Das Seminar war allerdings keine reine Showverehrung, in der sich Fans gegenseitig vorschwärmen, wie gut die Serie ist. Die Lehrenden setzten sich kritisch mit der Serie auseinander und räumten mit den unzähligen Mittelalter-Klischees auf, die in der Show vermittelt werden. Ziel war es, die fiktive Welt des GoT-Erfinders und Buchautors George R.R. Martins mit der realen Welt der Geschichtswissenschaften zu verbinden. Müller und Dartmann in der Rolle der Expert*innen für das Mittelalter, die Studierenden in der Rolle der Expert*innen für die Bücher und TV-Staffeln.

Dartmann selbst ist bekennender Kritiker der Serie. Im Gespräch mit ze.tt erzählt er, dass er weder ein Fan von Historienfilmen oder -romanen noch von Fantasy sei. Auch GoT hätte daran nichts geändert. "Ich finde die Filme in Teilen ziemlich abstoßend, ansonsten vor allem verwirrend. Mein Eindruck ist, dass die fehlende Tiefe der Charaktere und die fehlende Raffinesse in der Ausgestaltung der Handlung davon übertüncht werden, dass immer neue Figuren und Plots eingewoben werden", sagt er.

GoT voller Mittelalterklischees

In Dartmanns Augen hat GoT wenig mit der Realität im Mittelalter zu tun. Die vielen Mittelalterklischees (Ritter, Vasallen, Ehre, Wappen, Turniere, Gewalt, Fanatismus, Folter, Schmutz, schlechte Tischmanieren) würden in der Serien funktionieren, weil sie beliebig abgerufen werden könnten. In dem Seminar stellten er und seine Kollegin Müller diese Klischees in Frage. "Ich tue mir damit schwer, wie explizit brutaler Sex und andere Gewalttaten, aber auch seelische Grausamkeiten als Unterhaltungsangebote vermarktet werden", sagt er zu ze.tt. Mehr als Unterhaltung sollte man daher nicht von der Serie erwarten. Eine Einschätzung, die viele Hardcore-Fans wohl nur schwer verdauen können.

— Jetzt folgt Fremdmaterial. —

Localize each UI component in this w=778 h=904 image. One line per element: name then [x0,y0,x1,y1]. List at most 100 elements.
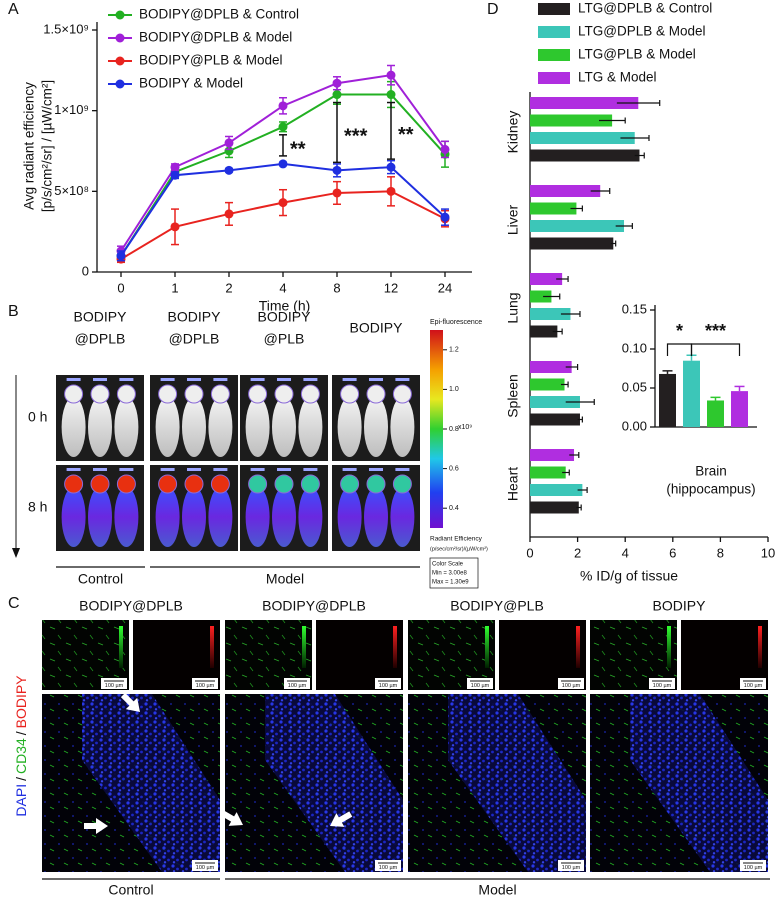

Trotzdem und zum Glück konnte er den Studierenden damit nicht die Freude an GoT nehmen. Das Interesse und das Engagement der Studierenden seien sehr groß gewesen. Auch weil das Kloster Nütschau, ein Benediktinerkloster in der Nähe von Bad Oldesloe, in dessen Seminarraum die Blockveranstaltung stattfand, das richtig Setting generierte und sich die Teilnehmer*innen in der Zeit zurückversetzt fühlen konnten. Wegen des kleinen Seminarraums in Nütschau konnten allerdings nur 30 Glückliche am Seminar teilnehmen. Momentan arbeiten die Studierenden gemeinsam mit den Profs an einem Buch, das die Ergebnisse des Seminars beinhalten wird.

Für diejenigen, denen vor Vorfreude auf das nächste Semester schon die Knie kribbeln, gibt es leider schlechte Nachrichten. Im Gegensatz zur allgemeinen Berichterstattung verneint Dartmann gegenüber ze.tt, dass das Seminar nächstes Semester wiederholt wird. Grund dafür sind das begrenzte Personal und der hohe zeitliche Aufwand. Ihr seid enttäuscht? Sagt es wie The Hound: "Fuck the Kingsguard. Fuck the city. Fuck the King."